6B. Quality Control Check and Size Selection using Pippin Prep NEBNext Small RNA Library Prep Set for Illumina (E7300, E7580, E7560, E7330)

This protocol follows Protocol for use with NEBNext Small RNA Library Prep Set for Illumina E7300E7580E7560E7330

Size selection of the Small RNA library (147 bp) can done on Pippin Prep instrument using the 3% Agarose, dye free gel with internal standards (Sage Science #CDP3010).

6B.1. Purify the PCR amplifed cDNA construct (100 μl) using a Monarch PCR & DNA Cleanup Kit.

IMPORTANT: Use the 7:1 ratio of binding buffer:sample. Discard the flow through after each centrifugation step.

6B.2. Elute amplifed DNA in 32 μl nuclease-free water.

 Safe Stopping Point: It is safe to store the library at -20°C after PCR cleanup.
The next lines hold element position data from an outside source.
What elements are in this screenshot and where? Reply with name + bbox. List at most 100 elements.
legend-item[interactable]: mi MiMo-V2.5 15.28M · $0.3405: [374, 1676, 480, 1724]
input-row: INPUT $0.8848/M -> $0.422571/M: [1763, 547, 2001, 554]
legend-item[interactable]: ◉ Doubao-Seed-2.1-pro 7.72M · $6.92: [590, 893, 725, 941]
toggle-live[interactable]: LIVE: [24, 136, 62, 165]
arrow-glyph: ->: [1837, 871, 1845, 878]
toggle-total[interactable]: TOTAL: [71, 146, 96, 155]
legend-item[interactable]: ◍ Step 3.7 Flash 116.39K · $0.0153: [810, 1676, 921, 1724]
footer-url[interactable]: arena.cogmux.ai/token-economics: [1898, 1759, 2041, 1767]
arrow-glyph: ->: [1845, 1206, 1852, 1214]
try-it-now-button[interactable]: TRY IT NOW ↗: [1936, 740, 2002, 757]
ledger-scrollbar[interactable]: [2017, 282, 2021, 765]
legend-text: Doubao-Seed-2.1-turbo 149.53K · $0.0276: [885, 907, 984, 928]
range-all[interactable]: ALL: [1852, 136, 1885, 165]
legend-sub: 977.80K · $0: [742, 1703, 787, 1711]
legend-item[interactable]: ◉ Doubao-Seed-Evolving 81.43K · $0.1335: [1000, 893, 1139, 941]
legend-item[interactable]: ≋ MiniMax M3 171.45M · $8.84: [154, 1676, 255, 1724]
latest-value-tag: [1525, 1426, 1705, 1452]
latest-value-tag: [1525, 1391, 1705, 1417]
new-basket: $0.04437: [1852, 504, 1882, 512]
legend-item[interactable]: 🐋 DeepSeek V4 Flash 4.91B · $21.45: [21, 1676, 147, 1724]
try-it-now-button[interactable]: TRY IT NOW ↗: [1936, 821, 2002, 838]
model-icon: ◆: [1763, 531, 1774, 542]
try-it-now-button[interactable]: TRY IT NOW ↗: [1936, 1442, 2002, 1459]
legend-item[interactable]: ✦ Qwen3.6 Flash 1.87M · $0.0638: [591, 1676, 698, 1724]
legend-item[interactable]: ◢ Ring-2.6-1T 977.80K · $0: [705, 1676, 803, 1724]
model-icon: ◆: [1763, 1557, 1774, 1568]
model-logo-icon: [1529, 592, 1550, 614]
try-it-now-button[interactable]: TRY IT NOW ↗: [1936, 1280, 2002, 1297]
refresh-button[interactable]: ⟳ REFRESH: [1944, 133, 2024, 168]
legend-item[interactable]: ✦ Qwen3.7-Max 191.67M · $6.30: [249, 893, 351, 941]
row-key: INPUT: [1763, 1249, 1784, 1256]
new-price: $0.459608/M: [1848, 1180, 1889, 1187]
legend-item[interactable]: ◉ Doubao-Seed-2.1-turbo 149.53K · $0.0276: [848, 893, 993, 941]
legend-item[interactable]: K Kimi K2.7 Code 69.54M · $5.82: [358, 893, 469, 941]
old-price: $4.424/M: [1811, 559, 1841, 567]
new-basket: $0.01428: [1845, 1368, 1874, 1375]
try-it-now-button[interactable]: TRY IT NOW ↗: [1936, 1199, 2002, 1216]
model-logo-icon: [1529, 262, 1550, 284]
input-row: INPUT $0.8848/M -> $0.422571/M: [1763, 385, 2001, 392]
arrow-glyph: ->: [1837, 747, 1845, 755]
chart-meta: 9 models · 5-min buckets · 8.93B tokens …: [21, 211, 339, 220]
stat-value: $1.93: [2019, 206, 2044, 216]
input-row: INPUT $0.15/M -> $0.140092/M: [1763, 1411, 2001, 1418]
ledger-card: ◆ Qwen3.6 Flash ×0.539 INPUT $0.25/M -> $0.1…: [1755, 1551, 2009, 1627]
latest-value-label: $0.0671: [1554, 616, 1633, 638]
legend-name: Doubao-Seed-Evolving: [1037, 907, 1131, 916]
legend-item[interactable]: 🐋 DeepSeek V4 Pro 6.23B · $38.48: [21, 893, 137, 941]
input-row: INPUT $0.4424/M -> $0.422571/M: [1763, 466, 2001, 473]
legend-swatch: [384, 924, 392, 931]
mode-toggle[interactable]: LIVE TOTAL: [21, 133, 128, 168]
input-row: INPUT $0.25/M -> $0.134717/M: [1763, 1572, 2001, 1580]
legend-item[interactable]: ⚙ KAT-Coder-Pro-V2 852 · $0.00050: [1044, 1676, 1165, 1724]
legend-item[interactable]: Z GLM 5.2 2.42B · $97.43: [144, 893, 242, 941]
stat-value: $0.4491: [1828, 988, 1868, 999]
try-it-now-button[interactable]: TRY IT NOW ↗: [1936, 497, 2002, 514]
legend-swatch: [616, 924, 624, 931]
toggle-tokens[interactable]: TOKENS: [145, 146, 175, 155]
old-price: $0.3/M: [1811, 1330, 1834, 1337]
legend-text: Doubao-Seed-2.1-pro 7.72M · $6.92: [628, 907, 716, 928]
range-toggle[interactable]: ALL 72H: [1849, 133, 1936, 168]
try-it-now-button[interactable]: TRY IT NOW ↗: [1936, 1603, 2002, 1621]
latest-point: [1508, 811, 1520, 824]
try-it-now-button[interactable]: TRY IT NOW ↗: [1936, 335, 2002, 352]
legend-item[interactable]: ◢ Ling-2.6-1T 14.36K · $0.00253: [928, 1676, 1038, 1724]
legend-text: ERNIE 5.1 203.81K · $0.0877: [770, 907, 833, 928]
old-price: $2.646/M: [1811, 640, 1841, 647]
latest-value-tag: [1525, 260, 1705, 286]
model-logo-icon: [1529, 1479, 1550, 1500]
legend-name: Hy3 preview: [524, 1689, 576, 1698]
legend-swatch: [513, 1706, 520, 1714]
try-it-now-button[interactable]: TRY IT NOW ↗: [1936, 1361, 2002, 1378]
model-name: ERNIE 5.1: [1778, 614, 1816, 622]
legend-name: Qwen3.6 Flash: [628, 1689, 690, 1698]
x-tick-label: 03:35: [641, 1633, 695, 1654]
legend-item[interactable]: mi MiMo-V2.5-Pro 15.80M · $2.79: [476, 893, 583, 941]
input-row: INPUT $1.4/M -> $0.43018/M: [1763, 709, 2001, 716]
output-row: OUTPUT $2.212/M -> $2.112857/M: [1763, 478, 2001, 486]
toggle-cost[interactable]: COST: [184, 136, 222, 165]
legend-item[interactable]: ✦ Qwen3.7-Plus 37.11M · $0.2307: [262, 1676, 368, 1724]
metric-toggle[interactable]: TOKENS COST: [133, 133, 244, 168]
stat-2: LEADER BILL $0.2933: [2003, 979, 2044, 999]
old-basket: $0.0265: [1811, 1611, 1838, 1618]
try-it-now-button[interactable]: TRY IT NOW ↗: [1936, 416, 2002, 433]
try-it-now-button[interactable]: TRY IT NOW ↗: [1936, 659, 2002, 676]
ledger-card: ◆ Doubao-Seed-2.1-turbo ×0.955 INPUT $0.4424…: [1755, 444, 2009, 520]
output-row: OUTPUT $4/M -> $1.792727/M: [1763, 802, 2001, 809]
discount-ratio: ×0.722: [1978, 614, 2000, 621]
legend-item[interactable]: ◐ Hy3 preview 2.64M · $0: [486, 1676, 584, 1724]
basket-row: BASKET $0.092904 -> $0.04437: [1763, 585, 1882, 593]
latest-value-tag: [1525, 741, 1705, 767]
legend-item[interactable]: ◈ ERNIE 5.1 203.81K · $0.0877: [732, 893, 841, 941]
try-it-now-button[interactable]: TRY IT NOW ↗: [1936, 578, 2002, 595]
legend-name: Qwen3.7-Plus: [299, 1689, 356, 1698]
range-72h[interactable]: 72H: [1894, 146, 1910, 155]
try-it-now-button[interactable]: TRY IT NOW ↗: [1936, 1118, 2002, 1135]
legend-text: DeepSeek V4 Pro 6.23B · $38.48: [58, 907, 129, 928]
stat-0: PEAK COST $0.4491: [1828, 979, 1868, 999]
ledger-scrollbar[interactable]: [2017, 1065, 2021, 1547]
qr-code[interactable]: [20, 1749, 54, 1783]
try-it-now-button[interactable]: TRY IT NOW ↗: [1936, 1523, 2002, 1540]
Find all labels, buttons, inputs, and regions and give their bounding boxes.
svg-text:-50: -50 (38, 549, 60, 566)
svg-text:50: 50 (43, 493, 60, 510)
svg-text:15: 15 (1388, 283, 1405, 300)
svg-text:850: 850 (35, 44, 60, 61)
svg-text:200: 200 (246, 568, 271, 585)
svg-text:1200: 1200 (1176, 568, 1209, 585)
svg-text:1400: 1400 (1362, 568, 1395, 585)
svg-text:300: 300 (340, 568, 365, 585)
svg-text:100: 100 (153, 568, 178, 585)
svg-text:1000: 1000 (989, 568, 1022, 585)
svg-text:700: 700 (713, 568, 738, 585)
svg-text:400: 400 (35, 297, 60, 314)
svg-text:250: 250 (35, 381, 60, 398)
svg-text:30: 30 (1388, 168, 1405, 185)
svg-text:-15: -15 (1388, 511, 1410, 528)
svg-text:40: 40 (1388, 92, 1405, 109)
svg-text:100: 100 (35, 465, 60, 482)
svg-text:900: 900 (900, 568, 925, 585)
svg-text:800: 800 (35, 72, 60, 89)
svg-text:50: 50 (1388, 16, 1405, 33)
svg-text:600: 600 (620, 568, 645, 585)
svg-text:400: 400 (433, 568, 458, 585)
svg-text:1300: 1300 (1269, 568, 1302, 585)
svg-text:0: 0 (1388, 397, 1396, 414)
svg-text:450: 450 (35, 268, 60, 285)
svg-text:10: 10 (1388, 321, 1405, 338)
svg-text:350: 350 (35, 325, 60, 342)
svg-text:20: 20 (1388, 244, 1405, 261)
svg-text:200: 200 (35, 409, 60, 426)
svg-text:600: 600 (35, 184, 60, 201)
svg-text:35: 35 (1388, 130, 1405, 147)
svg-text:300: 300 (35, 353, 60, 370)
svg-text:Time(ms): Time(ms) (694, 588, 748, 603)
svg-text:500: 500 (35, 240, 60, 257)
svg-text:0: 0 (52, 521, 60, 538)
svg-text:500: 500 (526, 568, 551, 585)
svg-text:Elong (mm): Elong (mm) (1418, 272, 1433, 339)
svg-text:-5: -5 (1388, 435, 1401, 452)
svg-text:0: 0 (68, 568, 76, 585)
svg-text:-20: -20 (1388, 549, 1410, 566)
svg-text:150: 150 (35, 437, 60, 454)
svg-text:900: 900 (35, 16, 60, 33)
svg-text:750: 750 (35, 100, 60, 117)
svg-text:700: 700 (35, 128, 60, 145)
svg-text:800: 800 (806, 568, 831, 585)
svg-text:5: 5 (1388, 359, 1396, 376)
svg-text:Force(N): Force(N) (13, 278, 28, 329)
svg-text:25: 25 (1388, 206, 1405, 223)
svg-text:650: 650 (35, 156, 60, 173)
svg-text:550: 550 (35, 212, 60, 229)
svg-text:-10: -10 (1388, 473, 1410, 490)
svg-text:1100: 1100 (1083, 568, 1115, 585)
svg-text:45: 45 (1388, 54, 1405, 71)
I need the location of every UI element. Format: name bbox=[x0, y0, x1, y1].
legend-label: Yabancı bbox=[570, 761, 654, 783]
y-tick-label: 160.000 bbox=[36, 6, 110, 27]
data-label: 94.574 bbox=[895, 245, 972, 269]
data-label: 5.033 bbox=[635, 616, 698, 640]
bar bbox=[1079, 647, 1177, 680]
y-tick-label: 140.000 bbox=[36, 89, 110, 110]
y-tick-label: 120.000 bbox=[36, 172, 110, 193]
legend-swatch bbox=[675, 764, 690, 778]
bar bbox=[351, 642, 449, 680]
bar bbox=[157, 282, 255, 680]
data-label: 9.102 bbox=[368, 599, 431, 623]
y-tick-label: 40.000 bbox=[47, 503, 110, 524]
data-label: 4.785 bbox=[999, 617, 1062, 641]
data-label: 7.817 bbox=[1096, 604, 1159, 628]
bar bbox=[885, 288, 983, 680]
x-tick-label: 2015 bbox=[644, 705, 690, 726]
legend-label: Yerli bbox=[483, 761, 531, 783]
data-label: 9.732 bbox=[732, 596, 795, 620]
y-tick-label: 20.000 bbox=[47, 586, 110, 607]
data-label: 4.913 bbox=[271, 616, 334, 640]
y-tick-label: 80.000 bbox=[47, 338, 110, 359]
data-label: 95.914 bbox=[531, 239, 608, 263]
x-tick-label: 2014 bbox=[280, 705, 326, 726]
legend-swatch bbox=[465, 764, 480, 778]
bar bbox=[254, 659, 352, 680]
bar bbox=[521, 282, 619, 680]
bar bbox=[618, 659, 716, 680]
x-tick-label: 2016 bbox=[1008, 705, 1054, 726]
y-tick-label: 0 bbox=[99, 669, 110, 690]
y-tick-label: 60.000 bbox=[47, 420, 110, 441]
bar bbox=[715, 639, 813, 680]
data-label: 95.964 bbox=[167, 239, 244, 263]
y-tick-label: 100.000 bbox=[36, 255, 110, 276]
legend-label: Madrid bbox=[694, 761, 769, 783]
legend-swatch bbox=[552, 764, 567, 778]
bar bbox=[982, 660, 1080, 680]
It is recommended to QC your library before performing size selection:

6B.3. Load 1 μl of the purifed PCR reaction on the Bioanalyzer using a DNA 1000 chip according to the manufacturer's instructions (Figure 1). miRNA library should appear as a peak at 147 bp peak (that correspond for 21 nucleotide insert).

Figure 1: Typical results from (A) human brain and (B) rat testis total RNA libraries before size selection.
The 143 and 153 bp bands correspond to miRNAs and piRNAs, respectively. The bands on the Bionalyzer electropherograms resolve in sizes ~ 6-8 nucleotides larger than sizes observed on PAGE gels and can shift from sample to sample due to an incorrect identifcation of the marker by the bioanalyzer software. miRNA peak should be ~ 143-146 bp 

Program the protocol for size selection on Pippin Prep Instrument as follows:

6B.4. In the Pippin Prep software, go to the Protocol Editor Tab.

6B.5. Click “Cassette” folder, and select “3% DF Marker P”.

6B.6. Select the collection mode as “Range” and enter the size selection parameters as follow: BP start (105) and the BP end (155). BP Range Flag should indicate “broad”.

Note: This protocol is optimized to select for 147–149 bp peak. When targeting other small RNA these settings may have to be adjusted.

6B.7. Click the “Use of Internal Standards” button.

6B.8. Make sure the “Ref Lane” values match the lane numbers.

6B.9. Press “Save As” and name and save the protocol.

Prepare sample for size selection as follows:

6B.10. Bring loading solution to room temperature.

6B.11. For each sample, combine 30 µl sample with 10 µl of DNA marker P (labeled P).

6B.12. Mix samples thoroughly (vortex mixer). Briefly centrifuge to collect.

6B.13. Load 40 µl (DNA plus marker) on one well of the 3% agarose cassette.

6B.14. Run the program with the settings indicated above.

6B.15. After sample has been eluted, collect 40 µl sample from elution well. Run 1 µl in a Bioanalzyer using the high sensitivity chip.

Note: If the Ethidium Bromide free cassettes was used, no purifcation is required before running sample on the bioanalyzer.


Figure 4: Electropherogram trace of Pippin Prep size selected library from human brain total RNA.